À l’autre extrémité de notre axe islam/Champa se trouveraient des communautés bien différentes : les Chams brahmanistes du centre-Viêt Nam offrent ainsi un visage singulier puisqu’ils sont les seuls à ne pas s’être convertis à l’islam, continuant de pratiquer un hindouisme hétérodoxe (« dégénéré », diraient certains) qui mêle religion des ancêtres et références shivaïtes.
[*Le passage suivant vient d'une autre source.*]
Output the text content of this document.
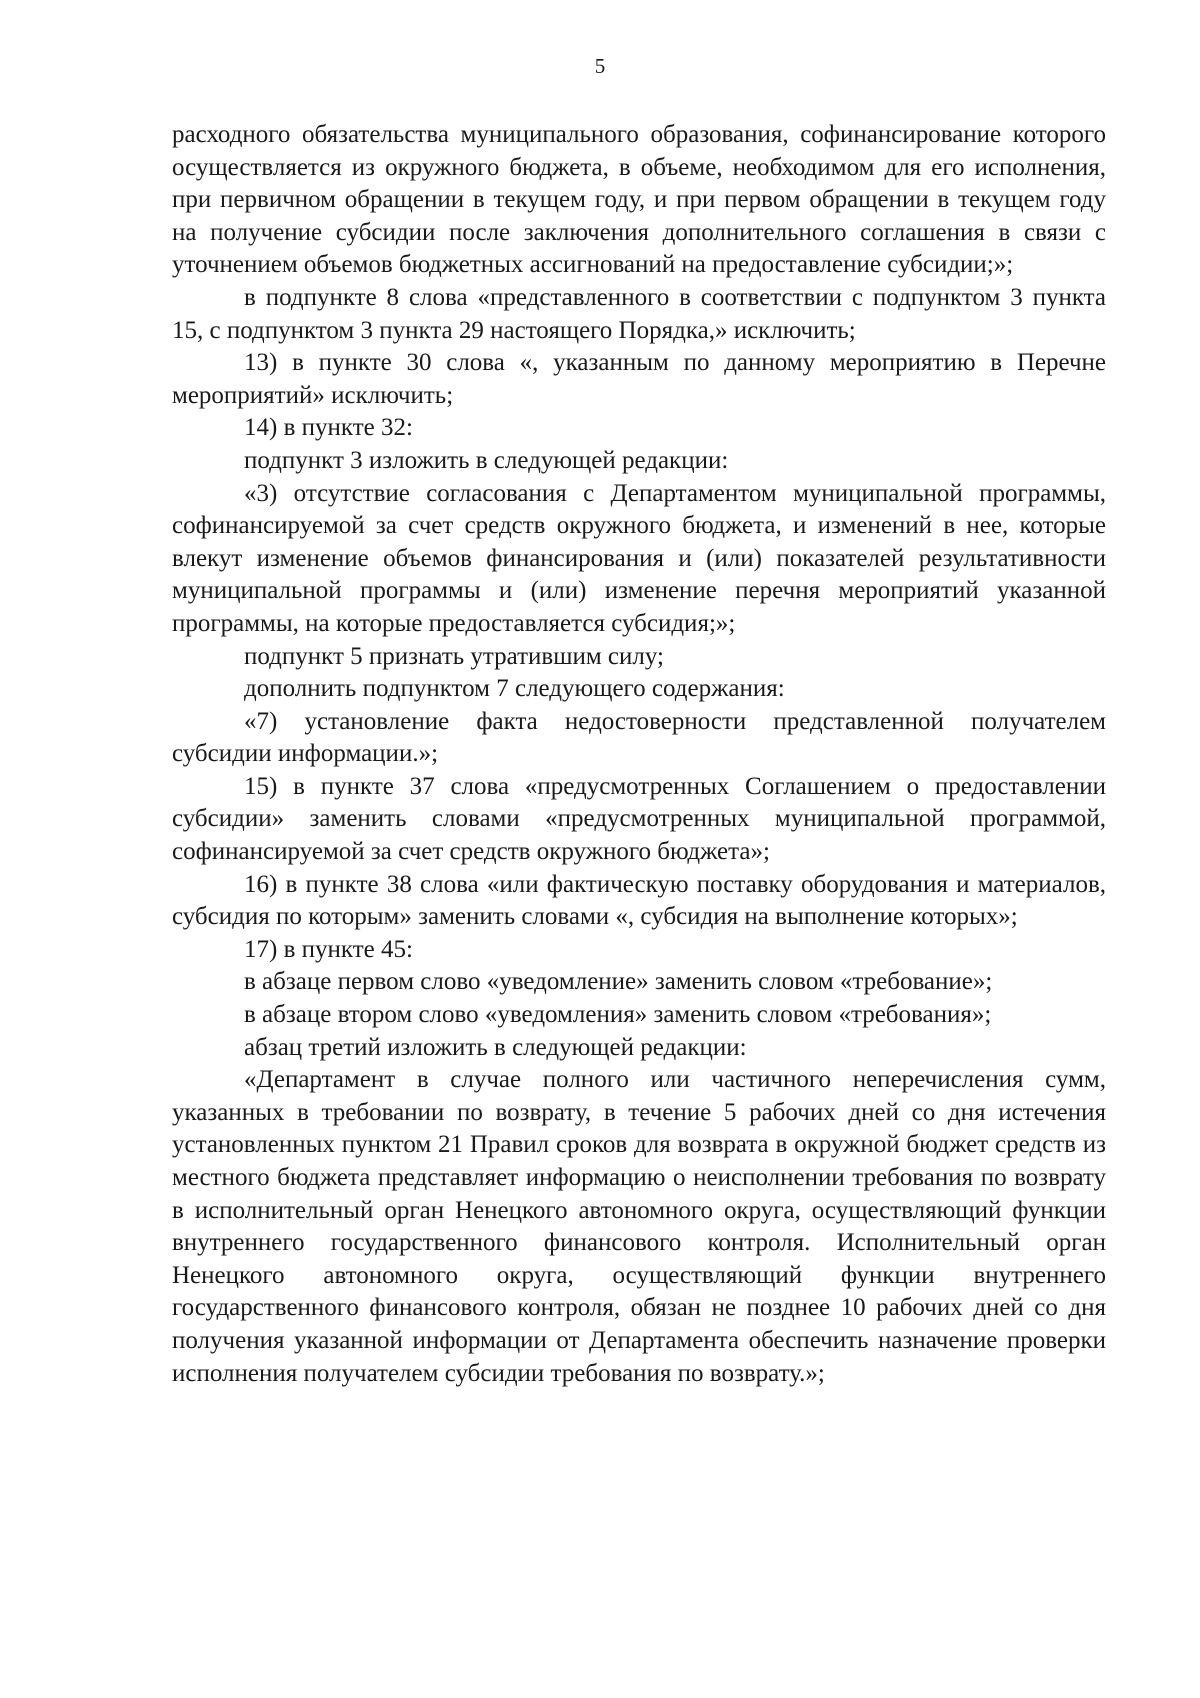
5

расходного обязательства муниципального образования, софинансирование которого осуществляется из окружного бюджета, в объеме, необходимом для его исполнения, при первичном обращении в текущем году, и при первом обращении в текущем году на получение субсидии после заключения дополнительного соглашения в связи с уточнением объемов бюджетных ассигнований на предоставление субсидии;»;

в подпункте 8 слова «представленного в соответствии с подпунктом 3 пункта 15, с подпунктом 3 пункта 29 настоящего Порядка,» исключить;

13) в пункте 30 слова «, указанным по данному мероприятию в Перечне мероприятий» исключить;

14) в пункте 32:

подпункт 3 изложить в следующей редакции:

«3) отсутствие согласования с Департаментом муниципальной программы, софинансируемой за счет средств окружного бюджета, и изменений в нее, которые влекут изменение объемов финансирования и (или) показателей результативности муниципальной программы и (или) изменение перечня мероприятий указанной программы, на которые предоставляется субсидия;»;

подпункт 5 признать утратившим силу;

дополнить подпунктом 7 следующего содержания:

«7) установление факта недостоверности представленной получателем субсидии информации.»;

15) в пункте 37 слова «предусмотренных Соглашением о предоставлении субсидии» заменить словами «предусмотренных муниципальной программой, софинансируемой за счет средств окружного бюджета»;

16) в пункте 38 слова «или фактическую поставку оборудования и материалов, субсидия по которым» заменить словами «, субсидия на выполнение которых»;

17) в пункте 45:

в абзаце первом слово «уведомление» заменить словом «требование»;

в абзаце втором слово «уведомления» заменить словом «требования»;

абзац третий изложить в следующей редакции:

«Департамент в случае полного или частичного неперечисления сумм, указанных в требовании по возврату, в течение 5 рабочих дней со дня истечения установленных пунктом 21 Правил сроков для возврата в окружной бюджет средств из местного бюджета представляет информацию о неисполнении требования по возврату в исполнительный орган Ненецкого автономного округа, осуществляющий функции внутреннего государственного финансового контроля. Исполнительный орган Ненецкого автономного округа, осуществляющий функции внутреннего государственного финансового контроля, обязан не позднее 10 рабочих дней со дня получения указанной информации от Департамента обеспечить назначение проверки исполнения получателем субсидии требования по возврату.»;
Ils sont aussi les seuls à prescrire l’incinération des cadavres, se livrant à l’étrange cérémonie de « transformation du corps mort ».

Légèrement à la droite de ces derniers, les Chams Banî du Panduranga s’affirment musulmans mais communient dans un culte syncrétiste teinté de références chamaniques qui, aux yeux de certains pieux croyants, passerait pour un échevelé associationnisme… On raconte même qu’il arriverait à des Chams Banî de s’adonner à la cochonnaille et à l’alcool de riz…

Progressons encore vers la droite et l’on rencontre les paisibles dévots de l’Imam San et les marabouts d’Oudong dont le centre spirituel se trouve dans le village cambodgien d’O’Russei. Les dignitaires de cette communauté font parfois le pèlerinage à La Mecque, mais ils refusent aussi les cinq prières quotidiennes, vénèrent des bréviaires ésotériques rédigés en alphabet cham et revendiquent fièrement l’héritage culturel du royaume perdu. Afin de se distinguer de leurs frères « orthodoxes » par trop influencés par les modèles arabo-malais, ils se nomment eux-mêmes Cham Champa ou Cham sot (« Chams purs »).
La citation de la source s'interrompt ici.